Aurélia Lassaque

France

Aurélia Lassaque (b. 1983) is a bilingual poet in French and Occitan. Interested in the interaction between various forms of art, she often cooperates with visual artists, videomakers, dancers and particularly musicians. She has performed all over the world, e.g. in Europe, Latin America, North Africa, Scandinavian countries and India. She is an active advocate of linguistic diversity and acts as literary advisor for the "Paroles Indigo" festival in Arles and the “Premio Ostana Scritture in Lingua Madre” (Italy). Aurélia Lassaque’s poetry collection Pour que chantent les salamandres (Editions Bruno Doucey, 2013) has been published in Norwegian (Forlaget Oktober, Oslo, 2015), Hebrew (Keshev Publishing House, Tel Aviv, 2014), Dutch (AzulPress Maastricht, 2014) and English (Francis Boutle Publishers, London, 2012). She has also written a doctoral dissertation on the Occitan Baroque drama.


“She writes in two different languages, but speaks with one single voice so much is her poetry conceived to be voiced, sung, danced. "She" refers to Aurélia Lassaque, a young lady whose writing day began thousands of years ago [...]. In Mexico, in Brazil, in the whole wide Amerindian world, Aurélia Lassaque would be something of a shaman; her readers would approach her poems as one might gather wild plants to medicate oneself or fend off curse [...]. Aurélia Lassaque, faithful to the happy rumor of childhood, invites us to pagan feasts, primitive ring-dances, rustic fantasmagories in which two stories always mingle - one old, the other contemporary -." Bruno Doucey.

She composes in two languages: French and Occitan, the latter being the language of troubadours and Frederic Mistral's.
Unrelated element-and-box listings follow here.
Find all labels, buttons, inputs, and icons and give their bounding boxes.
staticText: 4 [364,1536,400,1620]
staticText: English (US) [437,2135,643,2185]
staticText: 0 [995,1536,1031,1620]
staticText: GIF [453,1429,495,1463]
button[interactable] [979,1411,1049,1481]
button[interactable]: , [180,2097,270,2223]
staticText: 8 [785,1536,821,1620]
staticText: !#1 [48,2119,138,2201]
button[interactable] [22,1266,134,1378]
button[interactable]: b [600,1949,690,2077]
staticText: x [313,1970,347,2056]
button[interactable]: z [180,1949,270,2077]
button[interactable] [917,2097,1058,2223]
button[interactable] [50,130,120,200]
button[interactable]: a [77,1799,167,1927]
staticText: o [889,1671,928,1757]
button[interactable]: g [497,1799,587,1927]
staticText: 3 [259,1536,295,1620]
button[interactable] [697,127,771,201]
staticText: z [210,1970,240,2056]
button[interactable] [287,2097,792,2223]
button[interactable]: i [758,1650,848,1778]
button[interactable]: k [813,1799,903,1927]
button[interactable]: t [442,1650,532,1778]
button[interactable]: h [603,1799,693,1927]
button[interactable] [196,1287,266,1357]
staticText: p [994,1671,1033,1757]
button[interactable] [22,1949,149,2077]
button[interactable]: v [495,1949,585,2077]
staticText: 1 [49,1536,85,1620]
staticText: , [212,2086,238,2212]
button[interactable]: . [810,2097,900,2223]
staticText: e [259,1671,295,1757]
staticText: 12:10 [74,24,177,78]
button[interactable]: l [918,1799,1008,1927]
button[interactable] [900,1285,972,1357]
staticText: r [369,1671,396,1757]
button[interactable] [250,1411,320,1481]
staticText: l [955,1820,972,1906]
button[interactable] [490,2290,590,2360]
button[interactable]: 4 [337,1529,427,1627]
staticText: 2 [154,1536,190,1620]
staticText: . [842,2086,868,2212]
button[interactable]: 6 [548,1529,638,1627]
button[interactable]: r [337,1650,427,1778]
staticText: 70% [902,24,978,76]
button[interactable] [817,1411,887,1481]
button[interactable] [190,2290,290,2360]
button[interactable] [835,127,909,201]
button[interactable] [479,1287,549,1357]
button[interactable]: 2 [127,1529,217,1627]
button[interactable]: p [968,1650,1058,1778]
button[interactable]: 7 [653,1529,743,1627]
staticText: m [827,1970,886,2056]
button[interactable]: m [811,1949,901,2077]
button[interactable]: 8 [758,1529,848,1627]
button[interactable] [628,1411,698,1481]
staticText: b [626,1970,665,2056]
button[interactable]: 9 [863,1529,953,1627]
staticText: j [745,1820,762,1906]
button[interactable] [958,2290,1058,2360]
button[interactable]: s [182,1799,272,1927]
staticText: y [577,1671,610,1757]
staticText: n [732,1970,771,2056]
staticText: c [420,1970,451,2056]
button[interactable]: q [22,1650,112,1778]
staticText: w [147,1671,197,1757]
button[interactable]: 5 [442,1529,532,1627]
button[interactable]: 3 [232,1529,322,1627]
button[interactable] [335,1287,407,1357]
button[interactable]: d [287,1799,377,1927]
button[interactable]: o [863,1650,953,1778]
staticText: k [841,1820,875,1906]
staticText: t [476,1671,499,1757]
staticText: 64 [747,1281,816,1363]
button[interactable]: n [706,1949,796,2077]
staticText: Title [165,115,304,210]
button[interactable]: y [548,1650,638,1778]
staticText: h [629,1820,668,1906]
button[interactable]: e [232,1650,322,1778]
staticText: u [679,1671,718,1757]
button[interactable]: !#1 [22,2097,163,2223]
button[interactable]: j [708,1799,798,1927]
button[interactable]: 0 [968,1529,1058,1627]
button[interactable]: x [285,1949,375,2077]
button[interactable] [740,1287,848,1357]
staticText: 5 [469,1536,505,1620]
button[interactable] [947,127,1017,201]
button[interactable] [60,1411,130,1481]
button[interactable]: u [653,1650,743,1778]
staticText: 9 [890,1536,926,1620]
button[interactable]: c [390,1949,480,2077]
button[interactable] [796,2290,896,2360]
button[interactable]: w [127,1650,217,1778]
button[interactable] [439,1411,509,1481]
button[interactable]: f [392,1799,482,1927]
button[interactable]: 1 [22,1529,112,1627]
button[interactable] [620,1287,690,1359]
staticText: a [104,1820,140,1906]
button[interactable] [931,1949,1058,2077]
In her opuses these two languages marry, complete each other, hold a dialogue. She does not translate her work but, literally, composes in a bilingual way, moving from one language to the other on two different sheets of paper to finally end up with a poem simultaneously elaborated originally in two languages. The long opening poem of Pour que chantent les Salamandres collection, "Solstice, The Call of Janus", placed under the seal of the two-faced god, embodies a duality which is specific to her writing. Her poetry oscillates not only between two languages, but between two worlds. She unveils what is universal in the language of intimacy. She deals in timeless subjects within a form that is invariably contemporary. Conversely, Nature which is strongly present in her writing does not correspond to the classical dualist paradigms. The border lines dissolve between the worlds of humans, animals and plants.
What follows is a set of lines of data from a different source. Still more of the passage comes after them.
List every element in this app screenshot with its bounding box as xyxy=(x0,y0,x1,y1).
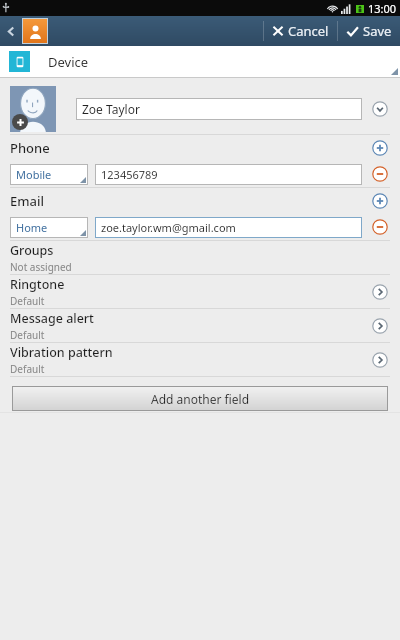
button[interactable]: Zoe Taylor xyxy=(76,98,362,120)
staticText: Phone xyxy=(10,139,50,157)
button[interactable]: Cancel xyxy=(264,18,337,44)
button[interactable]: Back xyxy=(0,16,22,46)
button[interactable]: Ringtone xyxy=(370,282,390,302)
staticText: Zoe Taylor xyxy=(82,101,140,117)
staticText: Mobile xyxy=(16,167,52,182)
staticText: Home xyxy=(16,220,48,235)
staticText: 123456789 xyxy=(101,167,158,182)
button[interactable]: Remove Home xyxy=(370,217,390,237)
button[interactable]: Message alert xyxy=(370,316,390,336)
staticText: Default xyxy=(10,362,45,376)
staticText: Save xyxy=(363,22,392,40)
staticText: Not assigned xyxy=(10,260,72,274)
button[interactable]: Vibration pattern xyxy=(370,350,390,370)
staticText: 13:00 xyxy=(368,1,397,16)
button[interactable]: Vibration pattern xyxy=(0,343,400,376)
staticText: Groups xyxy=(10,242,54,259)
staticText: Ringtone xyxy=(10,276,65,293)
button[interactable]: Remove Mobile xyxy=(370,164,390,184)
button[interactable]: Device xyxy=(0,46,400,77)
staticText: Vibration pattern xyxy=(10,344,113,361)
button[interactable]: Add photo xyxy=(10,86,56,132)
button[interactable]: Save xyxy=(338,18,394,44)
button[interactable]: Add Email xyxy=(370,191,390,211)
button[interactable]: 123456789 xyxy=(95,164,362,185)
button[interactable]: zoe.taylor.wm@gmail.com xyxy=(95,217,362,238)
staticText: Default xyxy=(10,328,45,342)
button[interactable]: Add Phone xyxy=(370,138,390,158)
staticText: Add another field xyxy=(151,391,250,407)
button[interactable]: Home xyxy=(10,217,88,238)
staticText: Message alert xyxy=(10,310,94,327)
button[interactable]: Mobile xyxy=(10,164,88,185)
staticText: Email xyxy=(10,192,45,210)
staticText: Device xyxy=(48,53,89,71)
button[interactable]: Expand name fields xyxy=(370,99,390,119)
button[interactable]: Message alert xyxy=(0,309,400,342)
button[interactable]: Add another field xyxy=(12,386,388,411)
staticText: Default xyxy=(10,294,45,308)
button[interactable]: Contact xyxy=(22,18,48,44)
button[interactable]: Groups xyxy=(0,241,400,274)
staticText: Cancel xyxy=(288,22,329,40)
button[interactable]: Ringtone xyxy=(0,275,400,308)
staticText: zoe.taylor.wm@gmail.com xyxy=(101,220,236,235)
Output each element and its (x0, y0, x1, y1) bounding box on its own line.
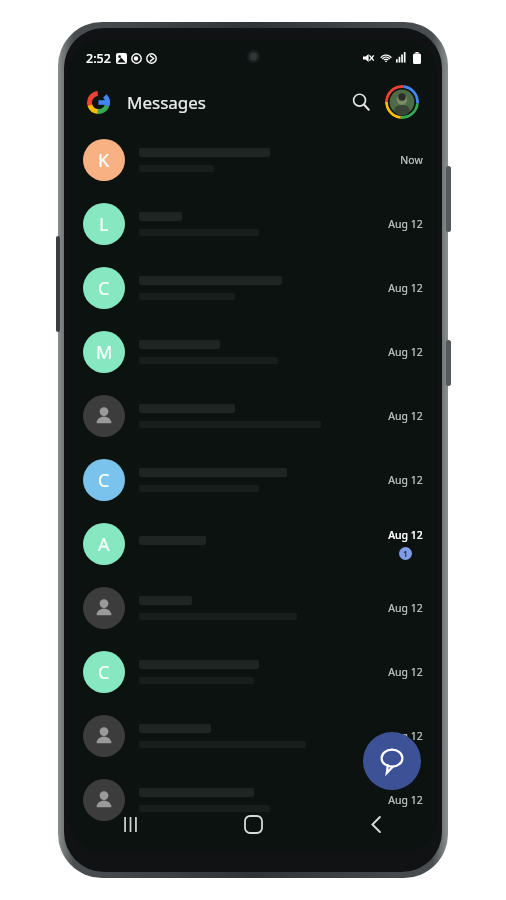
staticText: M (96, 340, 113, 365)
button[interactable]: C (69, 448, 437, 512)
staticText: 1 (403, 548, 408, 559)
button[interactable]: L (69, 192, 437, 256)
staticText: Aug 12 (388, 345, 423, 359)
button[interactable]: Home (229, 800, 277, 848)
button[interactable]: C (69, 640, 437, 704)
staticText: C (98, 276, 110, 301)
button[interactable]: Aug 12 (69, 576, 437, 640)
button[interactable]: C (69, 256, 437, 320)
button[interactable]: Account (385, 85, 419, 119)
button[interactable]: Recents (106, 800, 154, 848)
button[interactable]: M (69, 320, 437, 384)
button[interactable]: Search (343, 84, 379, 120)
staticText: Now (400, 153, 423, 167)
button[interactable]: Start chat (363, 732, 421, 790)
button[interactable]: A (69, 512, 437, 576)
staticText: L (99, 212, 109, 237)
staticText: 2:52 (86, 50, 111, 67)
button[interactable]: Aug 12 (69, 704, 437, 768)
staticText: Aug 12 (388, 665, 423, 679)
button[interactable]: K (69, 128, 437, 192)
button[interactable]: Aug 12 (69, 768, 437, 832)
staticText: Aug 12 (388, 601, 423, 615)
staticText: Aug 12 (388, 528, 423, 542)
staticText: Messages (127, 91, 207, 114)
staticText: Aug 12 (388, 217, 423, 231)
staticText: C (98, 660, 110, 685)
staticText: Aug 12 (388, 281, 423, 295)
staticText: A (98, 532, 110, 557)
staticText: Aug 12 (388, 793, 423, 807)
staticText: Aug 12 (388, 729, 423, 743)
button[interactable]: Back (352, 800, 400, 848)
staticText: Aug 12 (388, 473, 423, 487)
staticText: Aug 12 (388, 409, 423, 423)
button[interactable]: Aug 12 (69, 384, 437, 448)
staticText: C (98, 468, 110, 493)
staticText: K (98, 148, 110, 173)
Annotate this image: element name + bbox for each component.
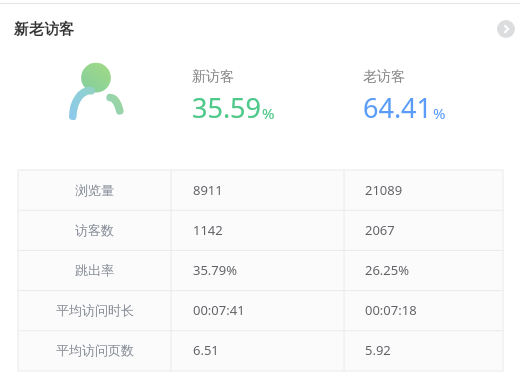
staticText: 64.41: [363, 89, 433, 126]
staticText: 8911: [193, 181, 223, 199]
staticText: 00:07:18: [365, 301, 417, 319]
button[interactable]: 平均访问页数: [18, 330, 503, 370]
button[interactable]: 平均访问时长: [18, 290, 503, 330]
staticText: 新访客: [192, 68, 234, 86]
staticText: 26.25%: [365, 261, 410, 279]
staticText: 平均访问时长: [56, 302, 134, 318]
button[interactable]: 访客数: [18, 210, 503, 250]
button[interactable]: 查看详情: [497, 20, 515, 38]
staticText: 平均访问页数: [56, 342, 134, 358]
staticText: 新老访客: [14, 20, 74, 39]
staticText: 35.59: [192, 89, 262, 126]
staticText: %: [433, 103, 446, 123]
staticText: 35.79%: [193, 261, 238, 279]
staticText: 5.92: [365, 341, 391, 359]
staticText: 浏览量: [75, 182, 114, 198]
staticText: %: [262, 103, 275, 123]
staticText: 1142: [193, 221, 223, 239]
staticText: 00:07:41: [193, 301, 245, 319]
staticText: 6.51: [193, 341, 219, 359]
button[interactable]: 浏览量: [18, 170, 503, 210]
staticText: 跳出率: [75, 262, 114, 278]
staticText: 2067: [365, 221, 395, 239]
staticText: 老访客: [363, 68, 405, 86]
staticText: 访客数: [75, 222, 114, 238]
button[interactable]: 跳出率: [18, 250, 503, 290]
staticText: 21089: [365, 181, 403, 199]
If she writes and publishes her poems as collections, the oral dimension is essential to her approach of text and, sometimes, it antedates writing. The place she gives to voice partly explains the vitality of her stage actions or artistic collaborations. Sometimes, her readings are accompanied with short songs from the Occitan folklore tradition, simple stanzas sung in a sensual low-key voice that mixes strength and vulnerability. She has performed all over the world: in India, Latin America, Indonesia, the countries north and south of the Mediterranean, Scandinavia (in Norway, among others, where, in 2015, For å la salamanderen synge was published by the famous house Forlaget Oktober). She likes to invite other artists to share the stage with her: musicians, dancers, video makers, visual artists. Thus, she has collaborated with, to name but a few, the photographer and video maker Gaël Bonnefon or the artists Robet Lobet, Julie Baugnet, (for books by artists and for exhibitions in France, Italy and America). She is also associated with the author-composer Jodël Grasset Saruwatari, the singer Beñat Achiary, the musician Miquèu Montanaro, etc....
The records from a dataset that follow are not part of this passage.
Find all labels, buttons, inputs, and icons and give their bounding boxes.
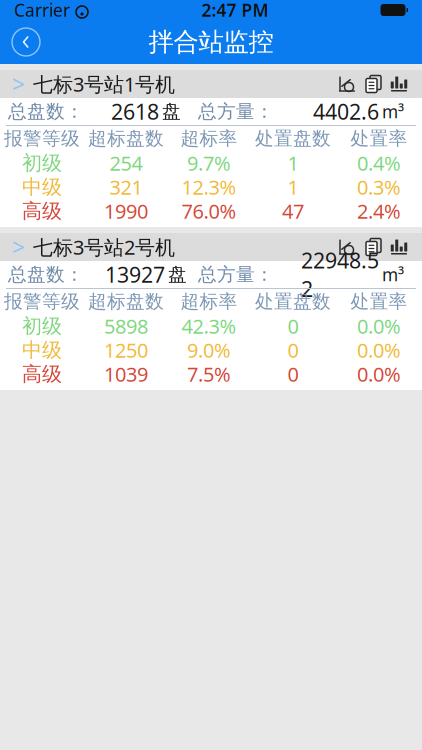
button[interactable]: 报表 [360, 233, 386, 261]
staticText: 0.0% [357, 361, 401, 387]
staticText: 处置盘数 [255, 127, 331, 150]
button[interactable]: 趋势查询 [334, 70, 360, 98]
staticText: 拌合站监控 [148, 26, 274, 58]
staticText: 47 [282, 198, 304, 224]
staticText: m³ [382, 263, 404, 286]
staticText: m³ [382, 100, 404, 123]
staticText: > [12, 69, 25, 99]
staticText: 0 [288, 313, 298, 339]
staticText: 中级 [22, 338, 62, 362]
button[interactable]: > [0, 233, 334, 261]
staticText: 超标率 [180, 290, 238, 313]
staticText: 高级 [22, 199, 62, 223]
staticText: 0.4% [357, 150, 401, 176]
button[interactable]: 报表 [360, 70, 386, 98]
staticText: 0.3% [357, 174, 401, 200]
staticText: 处置率 [350, 127, 408, 150]
staticText: 超标盘数 [88, 127, 164, 150]
staticText: 七标3号站2号机 [33, 234, 175, 260]
staticText: 1250 [104, 337, 148, 363]
staticText: 总方量： [198, 100, 274, 123]
staticText: 76.0% [182, 198, 236, 224]
staticText: 初级 [22, 314, 62, 338]
staticText: 高级 [22, 362, 62, 386]
staticText: 初级 [22, 151, 62, 175]
staticText: 1 [288, 150, 298, 176]
staticText: 中级 [22, 175, 62, 199]
staticText: 4402.6 [313, 97, 379, 126]
staticText: Carrier [14, 0, 70, 22]
staticText: 2618 [111, 97, 159, 126]
staticText: 0 [288, 337, 298, 363]
staticText: 0.0% [357, 337, 401, 363]
staticText: 22948.52 [301, 246, 379, 303]
staticText: 7.5% [187, 361, 231, 387]
staticText: 七标3号站1号机 [33, 71, 175, 97]
staticText: 1039 [104, 361, 148, 387]
button[interactable]: 统计图 [386, 70, 412, 98]
staticText: 9.7% [187, 150, 231, 176]
staticText: 总盘数： [8, 100, 84, 123]
button[interactable]: > [0, 70, 334, 98]
staticText: 盘 [162, 100, 181, 123]
staticText: 5898 [104, 313, 148, 339]
staticText: 12.3% [182, 174, 236, 200]
staticText: 254 [110, 150, 142, 176]
staticText: 处置盘数 [255, 290, 331, 313]
button[interactable]: 返回 [4, 22, 48, 62]
staticText: 总盘数： [8, 263, 84, 286]
staticText: 1 [288, 174, 298, 200]
staticText: 盘 [168, 263, 187, 286]
staticText: 42.3% [182, 313, 236, 339]
button[interactable]: 趋势查询 [334, 233, 360, 261]
staticText: 321 [110, 174, 142, 200]
staticText: 9.0% [187, 337, 231, 363]
staticText: 1990 [104, 198, 148, 224]
staticText: 报警等级 [4, 127, 80, 150]
button[interactable]: 统计图 [386, 233, 412, 261]
staticText: 2.4% [357, 198, 401, 224]
staticText: 0.0% [357, 313, 401, 339]
staticText: 13927 [105, 260, 165, 289]
staticText: 超标盘数 [88, 290, 164, 313]
staticText: 总方量： [198, 263, 274, 286]
staticText: 0 [288, 361, 298, 387]
staticText: > [12, 232, 25, 262]
staticText: 2:47 PM [202, 0, 268, 22]
staticText: 处置率 [350, 290, 408, 313]
staticText: 报警等级 [4, 290, 80, 313]
staticText: 超标率 [180, 127, 238, 150]
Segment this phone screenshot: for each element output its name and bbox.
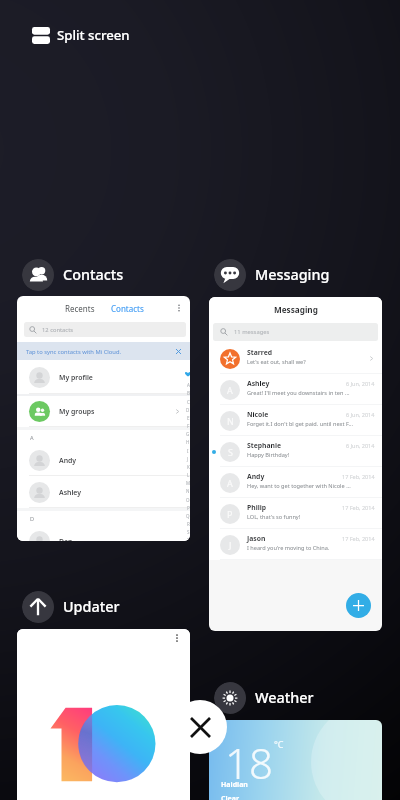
staticText: My groups <box>59 407 174 416</box>
staticText: 6 Jun, 2014 <box>346 442 375 449</box>
staticText: Q <box>186 513 190 519</box>
button[interactable]: 11 messages <box>213 323 378 341</box>
button[interactable]: More options <box>172 301 186 315</box>
staticText: I <box>187 448 189 454</box>
staticText: J <box>187 456 189 462</box>
staticText: Weather <box>255 688 314 708</box>
staticText: A <box>227 477 233 489</box>
staticText: O <box>186 497 190 503</box>
staticText: F <box>187 423 190 429</box>
staticText: LOL, that's so funny! <box>247 513 301 521</box>
staticText: 17 Feb, 2014 <box>342 535 375 542</box>
button[interactable]: N <box>209 405 382 436</box>
staticText: Let's eat out, shall we? <box>247 358 306 366</box>
staticText: Clear <box>221 794 240 800</box>
button[interactable]: P <box>209 498 382 529</box>
staticText: R <box>187 521 190 527</box>
staticText: Tap to sync contacts with Mi Cloud. <box>26 348 122 356</box>
staticText: Andy <box>247 472 265 481</box>
button[interactable]: 18 <box>209 720 382 800</box>
button[interactable]: More options <box>17 629 190 800</box>
button[interactable]: New message <box>346 593 371 618</box>
staticText: N <box>186 488 190 494</box>
staticText: Stephanie <box>247 441 282 450</box>
staticText: P <box>187 505 190 511</box>
staticText: Dan <box>59 537 181 541</box>
staticText: Ashley <box>59 488 181 497</box>
staticText: E <box>187 415 190 421</box>
staticText: 11 messages <box>234 328 270 336</box>
staticText: Recents <box>65 303 95 314</box>
staticText: Starred <box>247 348 273 357</box>
staticText: L <box>187 472 190 478</box>
button[interactable]: More options <box>170 631 184 645</box>
button[interactable]: 12 contacts <box>24 322 186 337</box>
staticText: H <box>186 439 190 445</box>
staticText: C <box>187 399 190 405</box>
staticText: M <box>186 480 190 486</box>
staticText: A <box>187 382 190 388</box>
staticText: 17 Feb, 2014 <box>342 473 375 480</box>
staticText: Messaging <box>255 265 330 285</box>
button[interactable]: Close all apps <box>173 700 227 754</box>
staticText: °C <box>274 738 284 750</box>
button[interactable]: S <box>209 436 382 467</box>
staticText: Contacts <box>63 265 124 285</box>
button[interactable]: Messaging <box>214 259 330 291</box>
staticText: Nicole <box>247 410 269 419</box>
staticText: My profile <box>59 373 181 382</box>
staticText: Haidian <box>221 780 248 790</box>
staticText: 12 contacts <box>42 326 74 334</box>
button[interactable]: Dan <box>17 526 190 541</box>
button[interactable]: My groups <box>17 396 190 427</box>
button[interactable]: Andy <box>17 445 190 476</box>
staticText: Happy Birthday! <box>247 451 290 459</box>
button[interactable]: Contacts <box>22 259 124 291</box>
staticText: Jason <box>247 534 266 543</box>
staticText: Split screen <box>57 26 130 44</box>
button[interactable]: My profile <box>17 360 190 394</box>
button[interactable]: Dismiss <box>173 346 184 357</box>
button[interactable]: A <box>209 467 382 498</box>
button[interactable]: Split screen <box>26 21 136 49</box>
button[interactable]: A <box>209 374 382 405</box>
staticText: K <box>187 464 190 470</box>
button[interactable]: Starred <box>209 343 382 374</box>
staticText: A <box>227 384 233 396</box>
staticText: I heard you're moving to China. <box>247 544 330 552</box>
staticText: Forget it.I don't bl get paid. until nex… <box>247 420 353 428</box>
staticText: 6 Jun, 2014 <box>346 380 375 387</box>
staticText: D <box>186 407 190 413</box>
staticText: Great! I'll meet you downstairs in ten .… <box>247 389 350 397</box>
staticText: D <box>30 515 35 523</box>
staticText: Updater <box>63 597 120 617</box>
button[interactable]: J <box>209 529 382 560</box>
button[interactable]: Recents <box>17 296 190 541</box>
staticText: N <box>227 415 234 427</box>
staticText: Contacts <box>111 303 144 314</box>
staticText: 18 <box>225 734 273 791</box>
staticText: B <box>187 390 190 396</box>
staticText: T <box>187 537 190 541</box>
staticText: J <box>229 539 232 551</box>
staticText: A <box>30 434 34 442</box>
staticText: Philip <box>247 503 267 512</box>
staticText: Andy <box>59 456 181 465</box>
button[interactable]: Ashley <box>17 476 190 508</box>
staticText: S <box>228 446 233 458</box>
staticText: 17 Feb, 2014 <box>342 504 375 511</box>
staticText: Hey, want to get together with Nicole ..… <box>247 482 351 490</box>
button[interactable]: Updater <box>22 591 120 623</box>
button[interactable]: Tap to sync contacts with Mi Cloud. <box>17 342 190 361</box>
staticText: 6 Jun, 2014 <box>346 411 375 418</box>
button[interactable]: Messaging <box>209 297 382 631</box>
staticText: S <box>187 529 190 535</box>
button[interactable]: Weather <box>214 682 314 714</box>
staticText: G <box>186 431 190 437</box>
staticText: Messaging <box>274 304 318 315</box>
staticText: Ashley <box>247 379 270 388</box>
staticText: P <box>227 508 233 520</box>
Her collections, which have been translated into English, Norwegian, Hebrew and Dutch, have received critical attention by, among others, The Guardian, in England, and by the famous literary supplement of Haaretz Daily in Israel : « […] The ”Solstice” collection of poems and poem-sequences is impressionistic and sensuous, glowing like "a beaker full of the warm South” » (Carole Rumens, The Guardian 11/2/2013) ; « […] In quite a few of these poems there is a mixture of ancient folk traditions and contemporary poetic devices, and much of their strength and uniqueness ensues from this uncommon combination. »

(Amir Beker, Haaretz Daily, 3/4/2015).